Als je een tekst leest, heb je daar een bedoeling mee. Bijvoorbeeld:
Je leest een stripboek om plezier te hebben.
Je bekijkt je lesrooster om te weten in welk lokaal je moet zijn.
De bedoeling van de lezer noem je het leesdoel. De schrijver van een tekst houdt rekening met het leesdoel. Hij heeft zelf ook een bedoeling met zijn tekst. Dat is het tekstdoel. Dit doel past bij het leesdoel dat jij hebt.
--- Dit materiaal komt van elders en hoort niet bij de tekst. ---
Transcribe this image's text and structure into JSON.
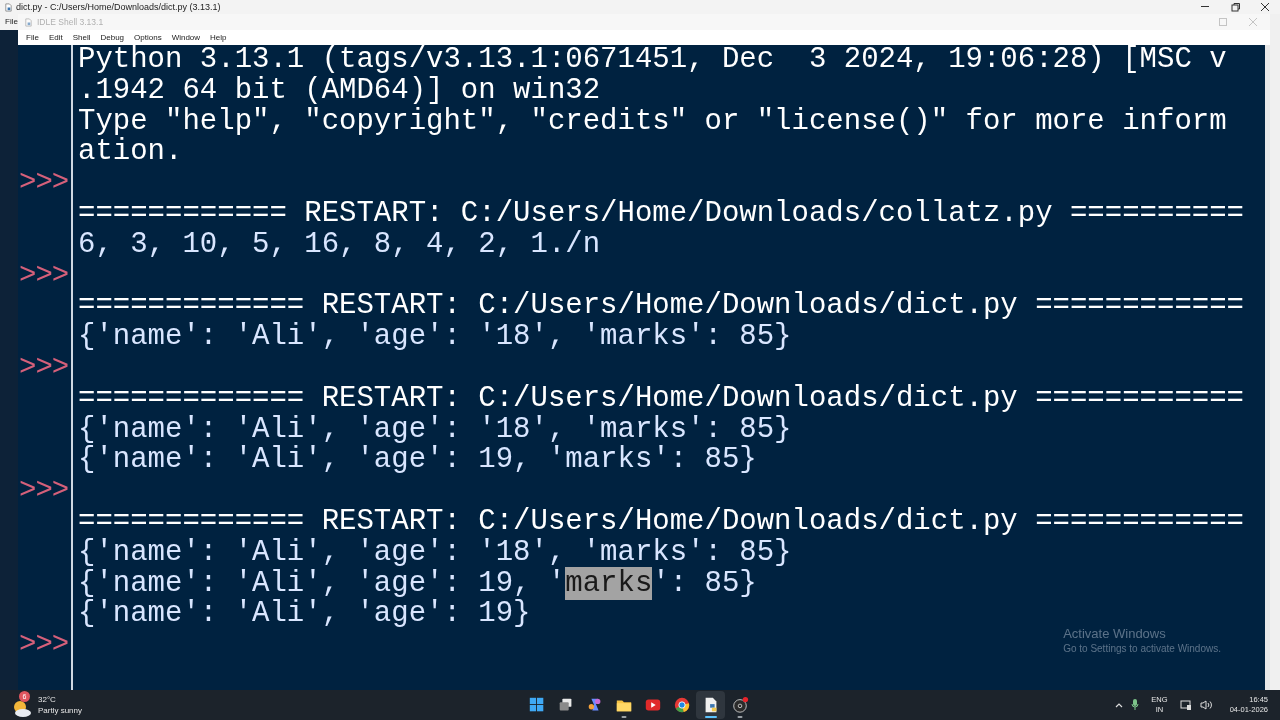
{
  "background_window": {
    "title": "dict.py - C:/Users/Home/Downloads/dict.py (3.13.1)",
    "menu": [
      "File"
    ]
  },
  "shell_window": {
    "title": "IDLE Shell 3.13.1",
    "menu": [
      "File",
      "Edit",
      "Shell",
      "Debug",
      "Options",
      "Window",
      "Help"
    ],
    "lines": [
      {
        "kind": "banner",
        "text": "Python 3.13.1 (tags/v3.13.1:0671451, Dec  3 2024, 19:06:28) [MSC v"
      },
      {
        "kind": "banner",
        "text": ".1942 64 bit (AMD64)] on win32"
      },
      {
        "kind": "banner",
        "text": "Type \"help\", \"copyright\", \"credits\" or \"license()\" for more inform"
      },
      {
        "kind": "banner",
        "text": "ation."
      },
      {
        "kind": "prompt",
        "prompt": ">>>"
      },
      {
        "kind": "restart",
        "text": "============ RESTART: C:/Users/Home/Downloads/collatz.py =========="
      },
      {
        "kind": "output",
        "text": "6, 3, 10, 5, 16, 8, 4, 2, 1./n"
      },
      {
        "kind": "prompt",
        "prompt": ">>>"
      },
      {
        "kind": "restart",
        "text": "============= RESTART: C:/Users/Home/Downloads/dict.py ============"
      },
      {
        "kind": "output",
        "text": "{'name': 'Ali', 'age': '18', 'marks': 85}"
      },
      {
        "kind": "prompt",
        "prompt": ">>>"
      },
      {
        "kind": "restart",
        "text": "============= RESTART: C:/Users/Home/Downloads/dict.py ============"
      },
      {
        "kind": "output",
        "text": "{'name': 'Ali', 'age': '18', 'marks': 85}"
      },
      {
        "kind": "output",
        "text": "{'name': 'Ali', 'age': 19, 'marks': 85}"
      },
      {
        "kind": "prompt",
        "prompt": ">>>"
      },
      {
        "kind": "restart",
        "text": "============= RESTART: C:/Users/Home/Downloads/dict.py ============"
      },
      {
        "kind": "output",
        "text": "{'name': 'Ali', 'age': '18', 'marks': 85}"
      },
      {
        "kind": "output",
        "segments": [
          {
            "text": "{'name': 'Ali', 'age': 19, '",
            "selected": false
          },
          {
            "text": "marks",
            "selected": true
          },
          {
            "text": "': 85}",
            "selected": false
          }
        ]
      },
      {
        "kind": "output",
        "text": "{'name': 'Ali', 'age': 19}"
      },
      {
        "kind": "prompt",
        "prompt": ">>>"
      }
    ]
  },
  "activation_notice": {
    "title": "Activate Windows",
    "subtitle": "Go to Settings to activate Windows."
  },
  "taskbar": {
    "weather": {
      "badge": "6",
      "temperature": "32°C",
      "condition": "Partly sunny"
    },
    "apps": [
      {
        "kind": "start",
        "running": false,
        "active": false
      },
      {
        "kind": "task-view",
        "running": false,
        "active": false
      },
      {
        "kind": "copilot",
        "running": false,
        "active": false
      },
      {
        "kind": "files",
        "running": true,
        "active": false
      },
      {
        "kind": "video",
        "running": false,
        "active": false
      },
      {
        "kind": "browser",
        "running": false,
        "active": false
      },
      {
        "kind": "python",
        "running": true,
        "active": true
      },
      {
        "kind": "recorder",
        "running": true,
        "active": false
      }
    ],
    "tray": {
      "language": "ENG",
      "region": "IN",
      "time": "16:45",
      "date": "04-01-2026"
    }
  }
}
Als je het tekstdoel kent, kun je de tekst beter begrijpen.
voorbeeld
De schrijver van een reclamefolder voor een supermarkt wil de lezers naar de winkel lokken om iets te kopen.
De schrijver van een recept in een kookboek wil de lezers uitleggen hoe je een bepaalde maaltijd klaarmaakt.
Je hebt gezien dat elke tekst een tekstdoel heeft. Je gaat nu kijken naar teksten met de volgende tekstdoelen:
informeren: de schrijver wil de lezer iets nieuws vertellen.
overhalen: de schrijver wil de lezer aansporen iets te gaan doen.
amuseren: de schrijver wil de lezer vermaken door iets grappigs of boeiends te vertellen.